The innovation arrives as Canada's fintech sector experiences a quiet maturation. While venture funding in the space dipped 23 percent nationally last year, the winners are those solving tangible pain points. Wealthsimple-valued at $5 billion following its 2022 Series H round-clearly identified one: Canadian investors lose roughly $4.7 billion annually to suboptimal tax positioning, according to analysis by the Toronto-based Institute of Fiscal Studies.

What distinguishes this from existing tax-planning software is integration. The system runs continuously within your investment account, not as an annual audit. When you buy a dividend stock on Bay Street or sell tech holdings (a Toronto specialty given the concentration of tech workers here), the algorithm flags implications immediately. It even suggests trades, which users can execute with a single tap.

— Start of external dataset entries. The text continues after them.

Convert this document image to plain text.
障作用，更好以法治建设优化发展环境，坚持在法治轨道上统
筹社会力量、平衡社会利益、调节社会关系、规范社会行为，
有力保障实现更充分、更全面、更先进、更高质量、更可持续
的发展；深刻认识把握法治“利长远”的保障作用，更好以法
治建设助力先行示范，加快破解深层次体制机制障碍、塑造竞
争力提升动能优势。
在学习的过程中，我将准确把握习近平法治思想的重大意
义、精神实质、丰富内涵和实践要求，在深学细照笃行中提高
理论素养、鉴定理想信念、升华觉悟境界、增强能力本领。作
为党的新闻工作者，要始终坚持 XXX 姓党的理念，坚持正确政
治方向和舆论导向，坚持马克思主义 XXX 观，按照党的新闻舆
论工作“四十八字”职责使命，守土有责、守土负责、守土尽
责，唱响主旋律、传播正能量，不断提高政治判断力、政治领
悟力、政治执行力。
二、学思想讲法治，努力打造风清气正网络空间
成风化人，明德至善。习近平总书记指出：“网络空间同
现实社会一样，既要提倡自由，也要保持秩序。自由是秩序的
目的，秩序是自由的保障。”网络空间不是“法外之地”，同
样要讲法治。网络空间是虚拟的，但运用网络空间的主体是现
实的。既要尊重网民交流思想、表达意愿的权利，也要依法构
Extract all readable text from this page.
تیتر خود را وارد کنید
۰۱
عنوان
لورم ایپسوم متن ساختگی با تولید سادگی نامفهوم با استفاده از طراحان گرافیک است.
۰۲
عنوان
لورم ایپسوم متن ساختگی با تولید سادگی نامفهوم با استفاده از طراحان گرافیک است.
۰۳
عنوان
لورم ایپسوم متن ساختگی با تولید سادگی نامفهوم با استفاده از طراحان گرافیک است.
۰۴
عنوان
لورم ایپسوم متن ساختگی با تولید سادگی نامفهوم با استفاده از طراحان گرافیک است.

The timing reflects broader shifts in Canadian fintech. Bay Street's traditional tax-planning services have historically served high-net-worth individuals through boutique firms clustered near the Financial District. This democratizes that playbook. A 28-year-old freelancer in Leslieville managing a $75,000 TFSA gets essentially the same optimization as someone with $10 million.

Competitors like Questrade and CI Direct Investing have launched basic optimization features. But none match Wealthsimple's continuous, AI-driven approach. The Toronto firm's existing ecosystem-investment accounts, cash management, crypto holdings-gives it data advantages others lack.

For investors already on Wealthsimple, it's free. For those considering a switch from traditional banks, it's becoming a material differentiator. In a market where interest rates have stabilized and equity returns depend increasingly on tax efficiency, that's no longer a nice-to-have feature. It's the feature.

This article was compiled by AI and screened before publishing. See our editorial standards.